Noma Bar is a very interesting graphic designer to me and someone who's designs truly inspire and make me think. Bar works mainly in Europe as he lives in Great Britain, (was born in Israel) and has created designs for Time Out London, The Observer, and England's famed BBC. Bar's work inspires me because she uses very simple graphics and ideas but creates underlying visions or messages in her designs. Although he has made many ingenious designs for companies, he draws a thin line between designing graphics and making artwork. Noma has over 500 illustrations and prints that are for sale as art, mostly of his famous abstract face design to many different celebrities and movies.

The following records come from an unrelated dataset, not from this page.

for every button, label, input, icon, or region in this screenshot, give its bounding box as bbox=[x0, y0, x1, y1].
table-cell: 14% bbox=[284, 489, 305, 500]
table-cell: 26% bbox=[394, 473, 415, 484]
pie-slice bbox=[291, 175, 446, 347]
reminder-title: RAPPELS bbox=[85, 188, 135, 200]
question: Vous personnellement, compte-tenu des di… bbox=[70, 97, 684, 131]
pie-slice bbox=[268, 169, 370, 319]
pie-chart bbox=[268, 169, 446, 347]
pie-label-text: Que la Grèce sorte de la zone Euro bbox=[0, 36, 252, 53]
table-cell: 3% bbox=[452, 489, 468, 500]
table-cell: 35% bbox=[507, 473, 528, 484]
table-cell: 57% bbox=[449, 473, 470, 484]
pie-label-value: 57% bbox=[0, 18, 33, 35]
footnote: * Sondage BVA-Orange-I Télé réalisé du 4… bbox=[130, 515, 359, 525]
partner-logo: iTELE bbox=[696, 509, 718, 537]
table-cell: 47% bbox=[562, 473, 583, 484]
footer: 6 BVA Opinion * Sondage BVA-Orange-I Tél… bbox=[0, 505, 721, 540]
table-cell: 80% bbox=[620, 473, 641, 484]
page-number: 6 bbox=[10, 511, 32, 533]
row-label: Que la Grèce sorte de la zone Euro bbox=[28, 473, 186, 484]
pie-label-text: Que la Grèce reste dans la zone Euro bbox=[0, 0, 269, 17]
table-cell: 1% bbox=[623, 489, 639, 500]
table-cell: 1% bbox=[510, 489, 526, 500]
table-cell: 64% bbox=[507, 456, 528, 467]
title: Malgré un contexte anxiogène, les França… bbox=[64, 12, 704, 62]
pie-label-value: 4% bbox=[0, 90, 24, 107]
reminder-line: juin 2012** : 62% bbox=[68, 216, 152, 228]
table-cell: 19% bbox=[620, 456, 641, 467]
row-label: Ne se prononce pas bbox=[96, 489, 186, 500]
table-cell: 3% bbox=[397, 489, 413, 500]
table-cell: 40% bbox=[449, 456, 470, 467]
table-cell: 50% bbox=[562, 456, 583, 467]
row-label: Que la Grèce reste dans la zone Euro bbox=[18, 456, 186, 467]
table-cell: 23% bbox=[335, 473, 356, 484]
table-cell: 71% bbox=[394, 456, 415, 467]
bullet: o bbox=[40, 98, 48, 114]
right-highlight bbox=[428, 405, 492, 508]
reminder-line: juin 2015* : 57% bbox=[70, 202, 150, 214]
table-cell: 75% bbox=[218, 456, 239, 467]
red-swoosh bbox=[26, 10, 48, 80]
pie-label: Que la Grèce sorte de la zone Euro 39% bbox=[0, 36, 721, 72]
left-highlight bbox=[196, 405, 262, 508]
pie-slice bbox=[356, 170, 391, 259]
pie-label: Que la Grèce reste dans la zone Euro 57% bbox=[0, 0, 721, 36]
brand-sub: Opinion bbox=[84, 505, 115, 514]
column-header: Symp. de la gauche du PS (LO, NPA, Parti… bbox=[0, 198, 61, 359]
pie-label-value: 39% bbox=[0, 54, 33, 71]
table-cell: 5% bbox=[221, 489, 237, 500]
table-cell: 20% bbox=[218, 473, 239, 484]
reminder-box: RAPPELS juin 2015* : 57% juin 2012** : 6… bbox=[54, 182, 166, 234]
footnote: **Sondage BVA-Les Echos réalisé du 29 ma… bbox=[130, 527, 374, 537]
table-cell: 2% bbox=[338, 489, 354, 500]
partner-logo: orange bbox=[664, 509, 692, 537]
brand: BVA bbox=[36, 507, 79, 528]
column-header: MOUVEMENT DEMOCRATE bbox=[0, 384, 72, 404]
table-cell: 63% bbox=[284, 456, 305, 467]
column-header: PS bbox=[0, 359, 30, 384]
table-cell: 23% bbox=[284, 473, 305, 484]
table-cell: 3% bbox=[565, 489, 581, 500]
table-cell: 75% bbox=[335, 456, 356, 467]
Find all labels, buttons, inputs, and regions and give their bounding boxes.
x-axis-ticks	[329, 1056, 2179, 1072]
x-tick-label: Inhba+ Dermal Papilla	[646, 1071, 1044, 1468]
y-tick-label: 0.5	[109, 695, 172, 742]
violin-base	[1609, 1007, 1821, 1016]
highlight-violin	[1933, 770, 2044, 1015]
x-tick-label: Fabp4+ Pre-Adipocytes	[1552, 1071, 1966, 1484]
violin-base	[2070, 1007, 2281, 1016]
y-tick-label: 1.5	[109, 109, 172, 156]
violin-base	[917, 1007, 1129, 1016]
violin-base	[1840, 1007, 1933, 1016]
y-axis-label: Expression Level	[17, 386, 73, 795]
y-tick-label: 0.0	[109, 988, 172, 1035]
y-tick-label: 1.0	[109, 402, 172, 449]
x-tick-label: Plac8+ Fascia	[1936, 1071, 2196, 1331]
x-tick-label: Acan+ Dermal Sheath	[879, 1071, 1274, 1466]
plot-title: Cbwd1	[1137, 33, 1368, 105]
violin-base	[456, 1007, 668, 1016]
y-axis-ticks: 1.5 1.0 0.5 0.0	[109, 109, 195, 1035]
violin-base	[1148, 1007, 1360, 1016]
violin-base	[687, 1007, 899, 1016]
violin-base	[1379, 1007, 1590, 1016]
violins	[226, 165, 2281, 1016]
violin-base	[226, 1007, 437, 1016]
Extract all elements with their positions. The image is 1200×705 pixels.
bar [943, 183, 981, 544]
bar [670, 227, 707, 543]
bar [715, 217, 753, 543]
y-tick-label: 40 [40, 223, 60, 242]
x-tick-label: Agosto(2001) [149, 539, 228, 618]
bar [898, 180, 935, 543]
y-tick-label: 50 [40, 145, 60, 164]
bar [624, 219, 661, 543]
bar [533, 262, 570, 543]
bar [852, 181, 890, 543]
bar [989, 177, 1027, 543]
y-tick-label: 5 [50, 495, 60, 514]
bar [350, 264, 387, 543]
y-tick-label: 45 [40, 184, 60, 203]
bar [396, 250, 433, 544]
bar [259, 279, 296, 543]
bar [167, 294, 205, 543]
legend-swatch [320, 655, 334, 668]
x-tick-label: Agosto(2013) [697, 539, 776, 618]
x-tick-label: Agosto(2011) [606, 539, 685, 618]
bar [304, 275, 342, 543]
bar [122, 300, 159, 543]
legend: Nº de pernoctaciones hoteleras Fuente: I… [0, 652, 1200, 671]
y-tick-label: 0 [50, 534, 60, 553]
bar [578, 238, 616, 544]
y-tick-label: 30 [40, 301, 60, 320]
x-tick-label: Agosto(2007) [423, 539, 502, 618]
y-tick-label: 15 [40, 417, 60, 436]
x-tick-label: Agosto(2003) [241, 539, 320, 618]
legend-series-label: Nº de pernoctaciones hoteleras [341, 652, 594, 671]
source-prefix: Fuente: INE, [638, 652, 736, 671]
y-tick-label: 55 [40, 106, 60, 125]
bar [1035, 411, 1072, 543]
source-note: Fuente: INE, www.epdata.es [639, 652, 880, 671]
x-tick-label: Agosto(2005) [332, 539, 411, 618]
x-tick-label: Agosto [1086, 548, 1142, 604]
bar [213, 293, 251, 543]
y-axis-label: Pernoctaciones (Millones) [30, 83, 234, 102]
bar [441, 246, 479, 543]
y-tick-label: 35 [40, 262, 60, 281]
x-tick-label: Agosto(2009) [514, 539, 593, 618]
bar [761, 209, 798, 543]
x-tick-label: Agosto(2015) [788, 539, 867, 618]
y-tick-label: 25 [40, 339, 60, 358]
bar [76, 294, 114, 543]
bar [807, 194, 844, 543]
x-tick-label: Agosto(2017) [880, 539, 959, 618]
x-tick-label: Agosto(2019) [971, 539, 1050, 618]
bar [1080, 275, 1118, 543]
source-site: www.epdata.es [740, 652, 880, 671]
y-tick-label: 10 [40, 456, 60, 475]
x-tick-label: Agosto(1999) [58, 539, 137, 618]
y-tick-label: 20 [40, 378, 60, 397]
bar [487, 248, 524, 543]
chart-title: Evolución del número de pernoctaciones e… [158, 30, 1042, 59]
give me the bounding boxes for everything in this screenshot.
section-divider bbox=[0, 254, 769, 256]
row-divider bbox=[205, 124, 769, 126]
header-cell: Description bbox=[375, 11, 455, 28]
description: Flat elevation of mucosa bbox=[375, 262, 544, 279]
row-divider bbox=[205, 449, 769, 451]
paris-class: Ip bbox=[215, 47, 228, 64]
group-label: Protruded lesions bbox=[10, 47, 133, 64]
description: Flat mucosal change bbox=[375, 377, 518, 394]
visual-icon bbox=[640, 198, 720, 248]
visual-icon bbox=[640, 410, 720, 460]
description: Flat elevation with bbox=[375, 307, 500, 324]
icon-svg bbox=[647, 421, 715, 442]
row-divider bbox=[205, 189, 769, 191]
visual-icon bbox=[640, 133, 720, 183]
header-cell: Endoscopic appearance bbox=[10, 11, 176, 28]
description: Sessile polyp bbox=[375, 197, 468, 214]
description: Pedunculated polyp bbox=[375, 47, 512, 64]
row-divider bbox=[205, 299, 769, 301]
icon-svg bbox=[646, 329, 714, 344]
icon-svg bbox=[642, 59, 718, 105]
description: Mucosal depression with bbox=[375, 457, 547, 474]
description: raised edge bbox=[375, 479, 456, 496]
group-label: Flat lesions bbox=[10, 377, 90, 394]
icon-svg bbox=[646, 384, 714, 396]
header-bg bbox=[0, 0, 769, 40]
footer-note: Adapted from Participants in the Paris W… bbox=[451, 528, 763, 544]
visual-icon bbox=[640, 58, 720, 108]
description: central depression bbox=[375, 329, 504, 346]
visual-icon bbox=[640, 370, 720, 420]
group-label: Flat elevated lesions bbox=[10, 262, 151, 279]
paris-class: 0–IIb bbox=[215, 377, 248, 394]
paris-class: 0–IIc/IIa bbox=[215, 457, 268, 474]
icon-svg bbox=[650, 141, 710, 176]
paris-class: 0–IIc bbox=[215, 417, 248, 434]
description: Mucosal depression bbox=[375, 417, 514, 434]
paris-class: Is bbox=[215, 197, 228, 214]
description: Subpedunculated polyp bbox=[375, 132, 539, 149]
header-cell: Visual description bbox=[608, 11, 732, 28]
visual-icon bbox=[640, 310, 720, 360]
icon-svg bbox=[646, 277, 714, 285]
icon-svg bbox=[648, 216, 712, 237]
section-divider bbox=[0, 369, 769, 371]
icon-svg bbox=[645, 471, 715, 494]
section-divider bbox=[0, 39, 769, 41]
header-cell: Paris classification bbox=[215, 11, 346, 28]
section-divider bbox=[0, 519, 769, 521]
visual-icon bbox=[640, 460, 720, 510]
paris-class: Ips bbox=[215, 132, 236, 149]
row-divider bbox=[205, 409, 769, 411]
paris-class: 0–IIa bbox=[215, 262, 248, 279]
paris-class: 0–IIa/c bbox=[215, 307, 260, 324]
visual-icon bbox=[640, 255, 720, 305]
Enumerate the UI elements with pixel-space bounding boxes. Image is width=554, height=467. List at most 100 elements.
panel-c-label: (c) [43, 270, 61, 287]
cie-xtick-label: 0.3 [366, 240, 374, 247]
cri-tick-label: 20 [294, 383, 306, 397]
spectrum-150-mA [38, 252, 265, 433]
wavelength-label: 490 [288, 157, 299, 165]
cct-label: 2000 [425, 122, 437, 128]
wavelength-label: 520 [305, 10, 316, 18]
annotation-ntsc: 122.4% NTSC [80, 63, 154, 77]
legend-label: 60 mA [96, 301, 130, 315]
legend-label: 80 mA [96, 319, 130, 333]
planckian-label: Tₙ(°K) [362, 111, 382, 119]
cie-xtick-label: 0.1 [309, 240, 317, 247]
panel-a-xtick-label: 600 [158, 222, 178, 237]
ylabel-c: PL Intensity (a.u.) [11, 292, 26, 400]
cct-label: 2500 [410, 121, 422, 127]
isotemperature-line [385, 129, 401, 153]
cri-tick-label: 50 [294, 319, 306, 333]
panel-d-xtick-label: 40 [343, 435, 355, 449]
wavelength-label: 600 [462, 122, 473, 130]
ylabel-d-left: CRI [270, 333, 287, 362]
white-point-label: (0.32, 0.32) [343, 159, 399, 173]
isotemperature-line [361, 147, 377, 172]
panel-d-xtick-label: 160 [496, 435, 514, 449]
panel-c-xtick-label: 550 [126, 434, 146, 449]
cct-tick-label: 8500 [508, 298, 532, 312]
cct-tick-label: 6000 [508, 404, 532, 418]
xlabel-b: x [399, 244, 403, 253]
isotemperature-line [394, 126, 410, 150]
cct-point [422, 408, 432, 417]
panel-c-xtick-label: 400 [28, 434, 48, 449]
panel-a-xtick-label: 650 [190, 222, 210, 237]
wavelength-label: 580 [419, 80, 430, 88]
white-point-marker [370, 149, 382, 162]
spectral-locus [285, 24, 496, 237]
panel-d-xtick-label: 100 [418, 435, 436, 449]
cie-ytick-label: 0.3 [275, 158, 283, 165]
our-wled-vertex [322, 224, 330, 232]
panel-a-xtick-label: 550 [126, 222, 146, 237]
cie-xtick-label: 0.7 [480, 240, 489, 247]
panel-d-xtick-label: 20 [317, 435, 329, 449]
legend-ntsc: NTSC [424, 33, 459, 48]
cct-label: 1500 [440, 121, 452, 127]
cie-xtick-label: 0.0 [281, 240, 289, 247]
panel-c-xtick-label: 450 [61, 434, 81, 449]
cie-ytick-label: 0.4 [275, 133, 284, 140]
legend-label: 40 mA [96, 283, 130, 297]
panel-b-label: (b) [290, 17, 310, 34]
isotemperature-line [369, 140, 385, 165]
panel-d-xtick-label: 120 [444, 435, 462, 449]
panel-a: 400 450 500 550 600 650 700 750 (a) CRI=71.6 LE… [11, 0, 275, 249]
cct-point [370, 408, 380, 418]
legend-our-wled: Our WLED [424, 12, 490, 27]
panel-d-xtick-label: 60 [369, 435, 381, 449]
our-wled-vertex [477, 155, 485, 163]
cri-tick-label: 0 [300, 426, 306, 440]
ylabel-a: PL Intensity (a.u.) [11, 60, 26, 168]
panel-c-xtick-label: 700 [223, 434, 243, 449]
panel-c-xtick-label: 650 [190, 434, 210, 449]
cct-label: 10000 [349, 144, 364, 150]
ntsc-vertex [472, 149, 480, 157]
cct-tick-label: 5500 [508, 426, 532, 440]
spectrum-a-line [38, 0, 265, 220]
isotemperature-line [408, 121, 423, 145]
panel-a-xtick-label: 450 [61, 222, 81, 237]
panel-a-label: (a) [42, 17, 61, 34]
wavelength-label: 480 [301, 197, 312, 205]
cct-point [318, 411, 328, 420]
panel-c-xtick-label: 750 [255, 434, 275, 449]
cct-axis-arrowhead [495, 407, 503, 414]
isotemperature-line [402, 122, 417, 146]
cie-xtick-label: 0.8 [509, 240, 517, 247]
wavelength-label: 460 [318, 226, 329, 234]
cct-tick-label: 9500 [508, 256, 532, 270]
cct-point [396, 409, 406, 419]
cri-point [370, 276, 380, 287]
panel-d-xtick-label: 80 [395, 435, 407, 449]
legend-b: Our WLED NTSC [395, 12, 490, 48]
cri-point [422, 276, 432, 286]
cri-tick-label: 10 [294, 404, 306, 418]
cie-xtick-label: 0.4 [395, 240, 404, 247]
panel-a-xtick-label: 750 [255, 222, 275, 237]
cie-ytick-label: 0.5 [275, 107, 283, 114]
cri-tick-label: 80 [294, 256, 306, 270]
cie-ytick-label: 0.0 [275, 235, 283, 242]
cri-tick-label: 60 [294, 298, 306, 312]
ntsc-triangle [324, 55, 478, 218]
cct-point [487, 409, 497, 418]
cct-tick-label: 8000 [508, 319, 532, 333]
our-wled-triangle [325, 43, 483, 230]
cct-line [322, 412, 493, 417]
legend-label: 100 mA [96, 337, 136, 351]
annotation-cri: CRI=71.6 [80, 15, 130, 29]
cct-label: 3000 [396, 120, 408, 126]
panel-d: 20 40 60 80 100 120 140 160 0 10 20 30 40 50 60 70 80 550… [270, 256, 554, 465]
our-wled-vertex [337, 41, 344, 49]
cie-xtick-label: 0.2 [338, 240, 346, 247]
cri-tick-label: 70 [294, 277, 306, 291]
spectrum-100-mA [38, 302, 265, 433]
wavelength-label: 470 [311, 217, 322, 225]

Something Noma Bar gas become very famous for is his use of negative space in his designs, which I find very interesting. Some of his designs are over 80% white space yet portrays a crisp and powerful image or meaning.
This is a recent design of Bar's for a Japanese author, it is a great example of Bar's incredible use of negative space, which in this case creates a cat and a face all in one.
This is another very famous design from Bar. This was one of his first designs he made, creating Sadam Hussein's face out of the bio hazard symbol. It is truly ingenious how he incorporates such strong messages into his designs, while using very simple designs. This image made Noma very popular, for the way he captured Sadam's face and mustache, while portraying the message of danger and hazard, which we all know went hand in hand with Mr. Hussein.
These too are some of Noma's very powerful and famous designs capturing (from top left to right) boxing gloves which also show a muscular man in the negative space, Adolf Hitler, Pulp Fiction, and Kim Jong Li. All extremely powerful in their own ways.